What happens on completion day?

Completion is the documented exchange of what the SPA requires. The closing agenda should state the order: confirm conditions, release funds under the agreed mechanism, deliver transfer documents and approvals, then complete the filings or record updates that apply to the structure. Someone must own the final check, not just circulate a checklist.

For foreign investors, Invest in Türkiye states that international investors have the same rights and liabilities as local investors and that share-transfer conditions are the same. Its guidance also describes MERSIS as the electronic registry layer and Trade Registry Directorates as a one-stop shop for company establishment. That does not remove the need to match the closing steps to the target's actual corporate form and documents.

What should the closing pack contain?

A useful closing pack leaves an audit trail. It usually includes the signed SPA and amendments, approval resolutions, transfer instrument or share documentation, payment evidence, release or escrow instructions where used, updated registers, required consents and a completion certificate. Keep a dated index. It matters when a bank, auditor, new director or later buyer asks what changed and when.

The Ministry of Trade describes the Trade Registry as the state register for traders and commercial enterprises. Reconcile the closing file with the registered corporate record rather than relying on an old data-room export.

What still needs to happen after closing?

Completion begins the handover. Review registry updates, bank mandates, accounting access, tax and payroll ownership, signing powers, insurance notices, employee communications and the timetable for any deferred consideration. Put outstanding items in a short post-closing schedule with named owners and dates.

Corpenza can coordinate the corporate-record and implementation work through its company formation and accounting team. Legal validity, regulatory clearance and contractual consent remain decisions for the competent parties and authorities.

Frequently asked questions

Can a Turkish SPA close on the day it is signed?

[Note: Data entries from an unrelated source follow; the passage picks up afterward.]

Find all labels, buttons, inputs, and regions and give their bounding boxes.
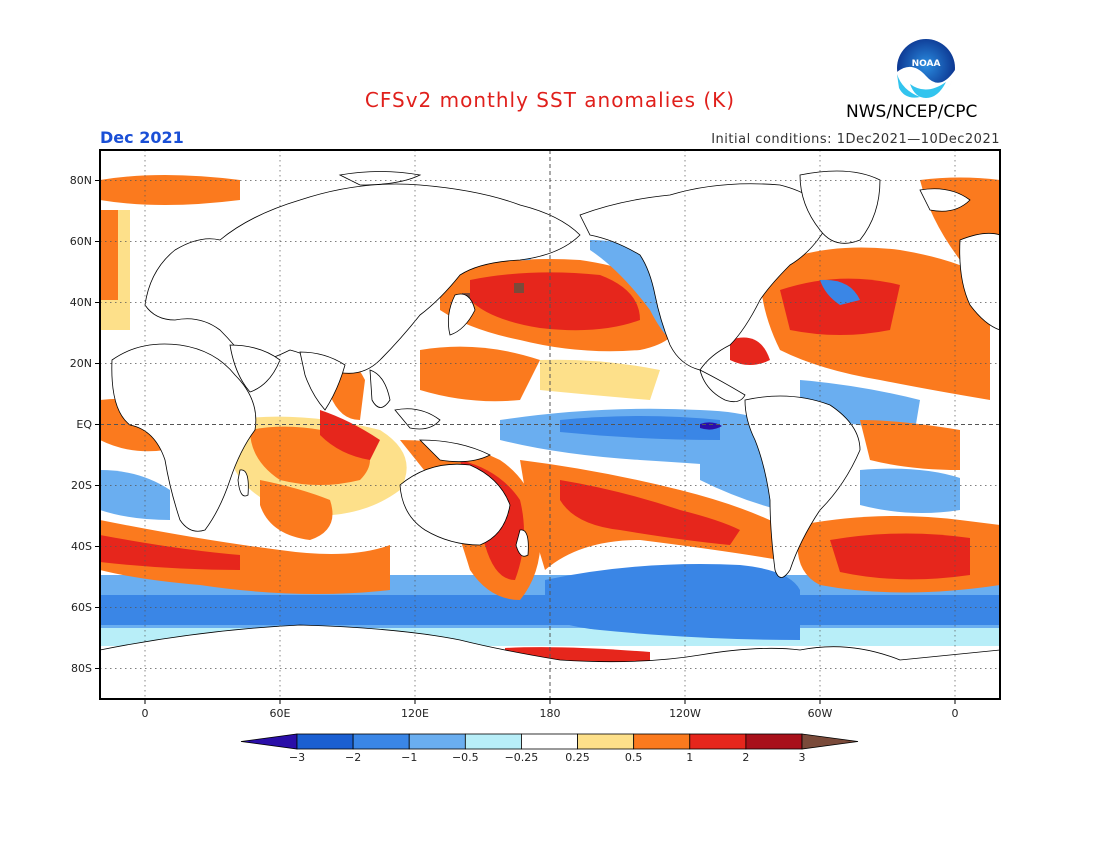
lon-label: 0 (951, 707, 959, 720)
colorbar-label: 2 (742, 751, 750, 764)
colorbar-label: −0.25 (504, 751, 539, 764)
lat-label: 80S (71, 661, 92, 675)
chart-title: CFSv2 monthly SST anomalies (K) (364, 88, 736, 112)
lon-label: 180 (539, 707, 561, 720)
lon-label: 60E (269, 707, 291, 720)
colorbar-box (464, 733, 522, 750)
colorbar-box (577, 733, 635, 750)
lat-label: 80N (69, 173, 92, 187)
lon-label: 120E (401, 707, 429, 720)
colorbar-label: 0.5 (624, 751, 643, 764)
colorbar-box (352, 733, 410, 750)
colorbar-label: 1 (686, 751, 694, 764)
colorbar-label: −0.5 (451, 751, 479, 764)
colorbar-box (408, 733, 466, 750)
lat-label: EQ (76, 417, 92, 431)
colorbar-min-arrow (240, 733, 298, 750)
colorbar-box (296, 733, 354, 750)
period-label: Dec 2021 (100, 128, 184, 147)
colorbar-box (745, 733, 803, 750)
colorbar-label: −2 (345, 751, 362, 764)
axis-ticks (95, 180, 956, 704)
colorbar-label: −1 (401, 751, 418, 764)
colorbar-box (689, 733, 747, 750)
lat-label: 20N (69, 356, 92, 370)
lat-label: 20S (71, 478, 92, 492)
colorbar (240, 733, 859, 750)
lat-label: 40N (69, 295, 92, 309)
colorbar-label: −3 (288, 751, 306, 764)
lat-label: 40S (71, 539, 92, 553)
colorbar-box (521, 733, 578, 750)
lon-label: 0 (141, 707, 149, 720)
colorbar-label: 3 (798, 751, 806, 764)
colorbar-box (633, 733, 691, 750)
lat-label: 60S (71, 600, 92, 614)
lon-label: 120W (669, 707, 701, 720)
lat-label: 60N (69, 234, 92, 248)
colorbar-label: 0.25 (565, 751, 590, 764)
continents (100, 170, 1000, 699)
lon-label: 60W (807, 707, 833, 720)
initial-conditions-label: Initial conditions: 1Dec2021—10Dec2021 (711, 132, 1000, 147)
graticule (100, 150, 1000, 699)
agency-label: NWS/NCEP/CPC (846, 102, 978, 122)
colorbar-max-arrow (801, 733, 859, 750)
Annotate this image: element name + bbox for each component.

Yes, if the parties have completed the required conditions and formalities. A simultaneous signing and closing should still have a documented agenda and evidence pack.

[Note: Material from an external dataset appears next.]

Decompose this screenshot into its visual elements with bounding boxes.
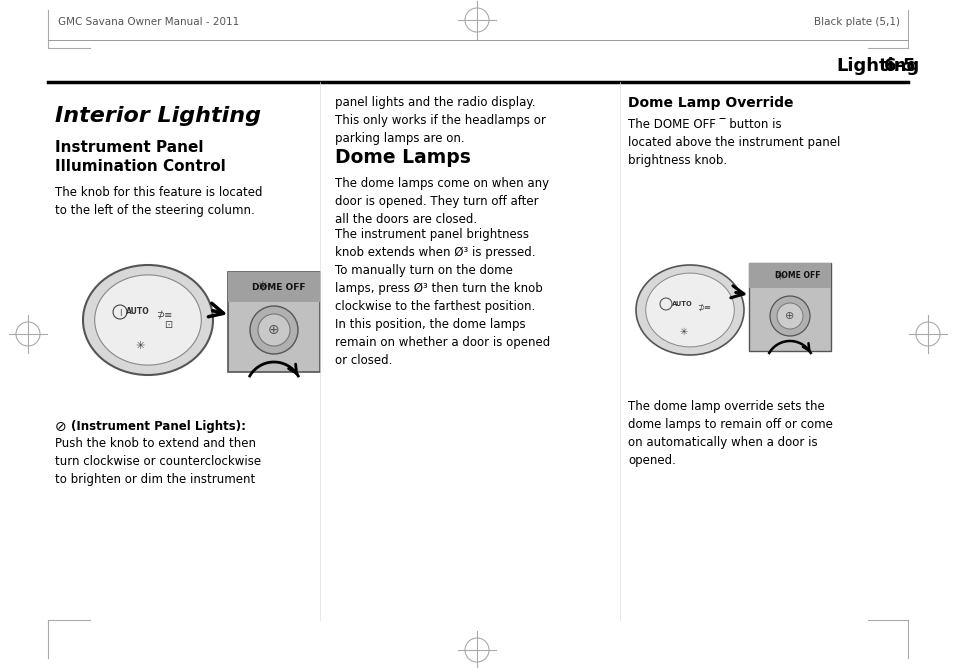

Can the buyer waive every closing condition?

Only if the SPA permits waiver and the condition is capable of waiver. Regulatory requirements and third-party rights need separate analysis.

Does a MERSIS entry prove every deal obligation was completed?

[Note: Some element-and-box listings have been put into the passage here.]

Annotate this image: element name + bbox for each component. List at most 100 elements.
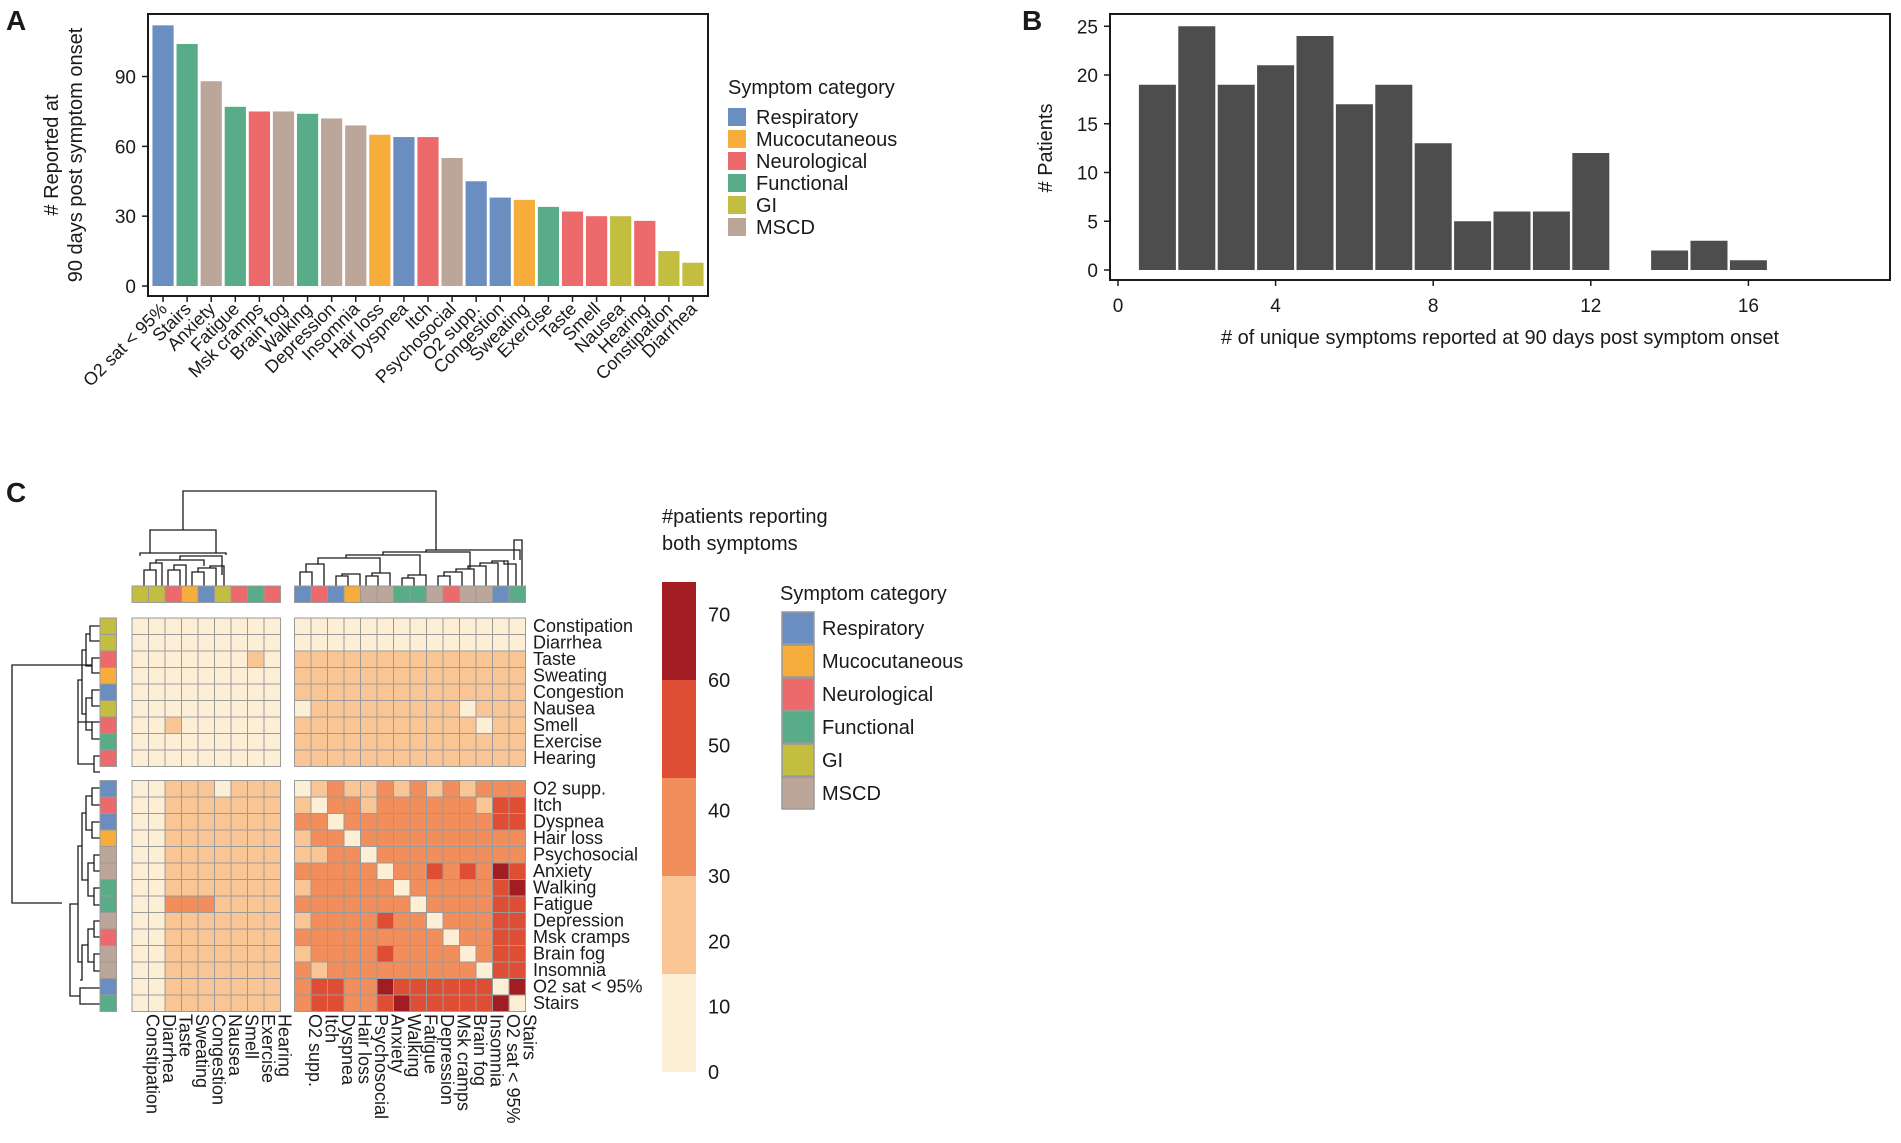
cell-hearing--constipation <box>131 749 149 767</box>
row-annot-brain-fog <box>99 945 117 963</box>
col-annot-smell <box>230 585 248 603</box>
cell-o2-supp--psychosocial <box>360 780 378 798</box>
cell-diarrhea--hearing <box>263 634 281 652</box>
cell-fatigue--diarrhea <box>148 895 166 913</box>
cell-itch--hair-loss <box>343 796 361 814</box>
cell-exercise--anxiety <box>376 733 394 751</box>
cell-insomnia--constipation <box>131 961 149 979</box>
cell-hair-loss--constipation <box>131 829 149 847</box>
cell-sweating--diarrhea <box>148 667 166 685</box>
panel-b-bar-14 <box>1651 250 1689 270</box>
cell-stairs--sweating <box>181 994 199 1012</box>
cell-o2-supp--hair-loss <box>343 780 361 798</box>
row-label-insomnia: Insomnia <box>533 960 607 980</box>
cell-sweating--itch <box>310 667 328 685</box>
col-annot-o2-sat-95 <box>492 585 510 603</box>
col-annot-hair-loss <box>343 585 361 603</box>
cell-insomnia--o2-supp <box>294 961 312 979</box>
legend-a-label-functional: Functional <box>756 173 848 195</box>
row-label-anxiety: Anxiety <box>533 861 592 881</box>
cell-exercise--dyspnea <box>327 733 345 751</box>
cell-o2-supp--stairs <box>508 780 526 798</box>
cell-taste--insomnia <box>475 650 493 668</box>
panel-c-column-labels: ConstipationDiarrheaTasteSweatingCongest… <box>142 1014 539 1124</box>
bar-fatigue <box>224 106 246 286</box>
cell-sweating--hair-loss <box>343 667 361 685</box>
cell-exercise--constipation <box>131 733 149 751</box>
cell-hearing--itch <box>310 749 328 767</box>
col-annot-anxiety <box>376 585 394 603</box>
cell-anxiety--o2-sat-95 <box>492 862 510 880</box>
cell-stairs--itch <box>310 994 328 1012</box>
cell-anxiety--itch <box>310 862 328 880</box>
cell-anxiety--diarrhea <box>148 862 166 880</box>
cell-exercise--stairs <box>508 733 526 751</box>
cell-depression--nausea <box>214 912 232 930</box>
bar-itch <box>417 137 439 286</box>
col-dendro-root <box>182 490 437 550</box>
cell-brain-fog--msk-cramps <box>442 945 460 963</box>
col-label-nausea: Nausea <box>225 1014 245 1077</box>
cell-o2-sat-95--insomnia <box>475 978 493 996</box>
row-annot-stairs <box>99 994 117 1012</box>
cell-diarrhea--exercise <box>247 634 265 652</box>
cell-diarrhea--dyspnea <box>327 634 345 652</box>
cell-msk-cramps--dyspnea <box>327 928 345 946</box>
bar-constipation <box>658 251 680 286</box>
legend-c-label-gi: GI <box>822 750 843 772</box>
cell-taste--taste <box>164 650 182 668</box>
cell-stairs--o2-supp <box>294 994 312 1012</box>
cell-dyspnea--psychosocial <box>360 813 378 831</box>
cell-itch--anxiety <box>376 796 394 814</box>
cell-diarrhea--congestion <box>197 634 215 652</box>
cell-stairs--constipation <box>131 994 149 1012</box>
cell-fatigue--walking <box>393 895 411 913</box>
cell-o2-supp--sweating <box>181 780 199 798</box>
panel-a-ylabel-line1: # Reported at <box>41 94 63 216</box>
cell-constipation--dyspnea <box>327 617 345 635</box>
cell-depression--fatigue <box>409 912 427 930</box>
cell-brain-fog--dyspnea <box>327 945 345 963</box>
col-label-o2-supp: O2 supp. <box>305 1014 325 1087</box>
cell-fatigue--constipation <box>131 895 149 913</box>
cell-hearing--taste <box>164 749 182 767</box>
panel-a-ylabel-line2: 90 days post symptom onset <box>65 27 87 282</box>
cell-hair-loss--fatigue <box>409 829 427 847</box>
cell-walking--msk-cramps <box>442 879 460 897</box>
cell-o2-sat-95--walking <box>393 978 411 996</box>
cell-psychosocial--congestion <box>197 846 215 864</box>
cell-fatigue--exercise <box>247 895 265 913</box>
panel-b-x-axis: 0 4 8 12 16 <box>1113 280 1759 317</box>
cell-congestion--walking <box>393 683 411 701</box>
cell-o2-supp--fatigue <box>409 780 427 798</box>
cell-itch--fatigue <box>409 796 427 814</box>
cell-psychosocial--nausea <box>214 846 232 864</box>
cell-hearing--insomnia <box>475 749 493 767</box>
cell-nausea--taste <box>164 700 182 718</box>
color-scale-tick-0: 0 <box>708 1062 719 1084</box>
cell-anxiety--brain-fog <box>459 862 477 880</box>
cell-walking--sweating <box>181 879 199 897</box>
col-label-o2-sat-95: O2 sat < 95% <box>503 1014 523 1124</box>
cell-nausea--smell <box>230 700 248 718</box>
legend-a-swatch-functional <box>728 174 746 192</box>
cell-stairs--msk-cramps <box>442 994 460 1012</box>
cell-nausea--fatigue <box>409 700 427 718</box>
panel-b-xtick-label-0: 0 <box>1113 296 1124 317</box>
bar-sweating <box>513 199 535 286</box>
cell-psychosocial--walking <box>393 846 411 864</box>
panel-b-label: B <box>1022 5 1042 36</box>
cell-nausea--insomnia <box>475 700 493 718</box>
col-annot-exercise <box>247 585 265 603</box>
col-annot-itch <box>310 585 328 603</box>
cell-psychosocial--exercise <box>247 846 265 864</box>
bar-congestion <box>489 197 511 286</box>
cell-diarrhea--fatigue <box>409 634 427 652</box>
cell-o2-sat-95--taste <box>164 978 182 996</box>
cell-fatigue--brain-fog <box>459 895 477 913</box>
cell-fatigue--hearing <box>263 895 281 913</box>
cell-anxiety--insomnia <box>475 862 493 880</box>
cell-o2-supp--taste <box>164 780 182 798</box>
cell-depression--hearing <box>263 912 281 930</box>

No. Registry evidence is one part of the record. It does not replace the SPA, consents, payment evidence or sector-specific approvals.

What is the first operational step after signing?

Build the condition tracker from the signed SPA, assign an owner to every line and identify the items that control the long-stop date.

This is general information, not legal or tax advice. Transaction documents and regulatory requirements must be reviewed for the specific deal.